Of course, with most doors that require pushing rather than pulling, where one decides to push, or even what to push with, is largely optional. While most of us understand it is better not to apply pressure to the glass panels (we all know glass can break) there is enough laminated metal door frame to allow for a wide degree of choice in accomplishing your passage over the threshold.
In older styles of architecture, doors demanding regular use have vertical brass plates attached to their ‘push’ side. This not only indicates the tacit instruction: to push, but also protects the wooden frames from being corroded by acids present in human sweat. The green plastic plates on these doors not only acknowledge their architectural antecedents, but also, by adding the word ‘push’ to them, reinforces the message. So much so in fact that the majority of users only push where it says ‘push’. This you can easily tell because the letters forming the words have, over time, been pushed beyond the point of legibility by the action of numerous hands. An additional factor in their migration is that the glue used to attach the lettering to the green plastic is of a kind partially soluble in organic grease, acids, and the various cleaning fluids used to keep the doors looking fresh.

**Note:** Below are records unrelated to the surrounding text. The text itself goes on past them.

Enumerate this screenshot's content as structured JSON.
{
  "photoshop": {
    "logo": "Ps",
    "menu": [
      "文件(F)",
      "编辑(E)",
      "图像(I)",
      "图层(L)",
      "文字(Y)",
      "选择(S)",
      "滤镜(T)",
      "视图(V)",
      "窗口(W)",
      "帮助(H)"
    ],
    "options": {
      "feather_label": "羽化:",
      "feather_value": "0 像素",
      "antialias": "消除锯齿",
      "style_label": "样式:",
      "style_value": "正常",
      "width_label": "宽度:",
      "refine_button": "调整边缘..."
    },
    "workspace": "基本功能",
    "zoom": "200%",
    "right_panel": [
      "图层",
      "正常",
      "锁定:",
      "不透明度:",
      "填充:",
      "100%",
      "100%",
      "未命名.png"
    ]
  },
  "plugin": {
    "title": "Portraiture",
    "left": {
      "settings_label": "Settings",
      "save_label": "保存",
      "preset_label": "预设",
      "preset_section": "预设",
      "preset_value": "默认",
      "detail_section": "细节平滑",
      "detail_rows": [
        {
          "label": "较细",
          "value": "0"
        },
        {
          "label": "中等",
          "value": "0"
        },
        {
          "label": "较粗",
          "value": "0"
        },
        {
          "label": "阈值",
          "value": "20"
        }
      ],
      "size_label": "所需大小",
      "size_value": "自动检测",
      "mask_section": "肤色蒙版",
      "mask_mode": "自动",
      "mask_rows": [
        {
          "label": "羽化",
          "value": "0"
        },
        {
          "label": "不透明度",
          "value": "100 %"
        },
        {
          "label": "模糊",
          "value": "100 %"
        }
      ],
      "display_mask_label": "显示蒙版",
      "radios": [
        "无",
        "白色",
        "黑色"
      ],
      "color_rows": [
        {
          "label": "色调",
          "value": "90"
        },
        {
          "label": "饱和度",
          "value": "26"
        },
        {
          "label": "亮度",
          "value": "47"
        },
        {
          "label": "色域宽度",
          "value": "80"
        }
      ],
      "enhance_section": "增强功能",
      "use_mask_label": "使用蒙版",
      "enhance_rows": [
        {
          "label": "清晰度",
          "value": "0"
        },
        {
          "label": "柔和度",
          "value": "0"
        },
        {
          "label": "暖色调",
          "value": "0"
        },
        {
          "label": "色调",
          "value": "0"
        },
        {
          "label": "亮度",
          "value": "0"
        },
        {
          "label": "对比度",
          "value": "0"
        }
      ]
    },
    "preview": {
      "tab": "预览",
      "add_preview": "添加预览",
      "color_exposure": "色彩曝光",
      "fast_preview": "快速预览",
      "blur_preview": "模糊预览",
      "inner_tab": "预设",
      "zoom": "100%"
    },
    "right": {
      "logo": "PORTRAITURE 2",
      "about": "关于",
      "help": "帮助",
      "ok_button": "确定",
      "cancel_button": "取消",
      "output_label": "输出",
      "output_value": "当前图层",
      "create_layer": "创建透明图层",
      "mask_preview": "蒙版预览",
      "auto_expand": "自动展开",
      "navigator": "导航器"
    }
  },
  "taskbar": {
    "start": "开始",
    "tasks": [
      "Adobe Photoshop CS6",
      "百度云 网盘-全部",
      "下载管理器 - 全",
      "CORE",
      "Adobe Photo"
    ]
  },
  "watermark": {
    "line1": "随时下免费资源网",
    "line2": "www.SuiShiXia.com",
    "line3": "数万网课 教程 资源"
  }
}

On several occasions I have considered mentioning this to the powers that be. However, I must confess I take great enjoyment that, in this instance, Walter Gropius’s dictum: ‘form follows function’, comes truly alive, the form of the words certainly following the functional results of all this pushing. I also find it appropriate that this pronouncement from the founder of the Bauhaus is embodied so clearly on the main entrance to a modern institute of art and design.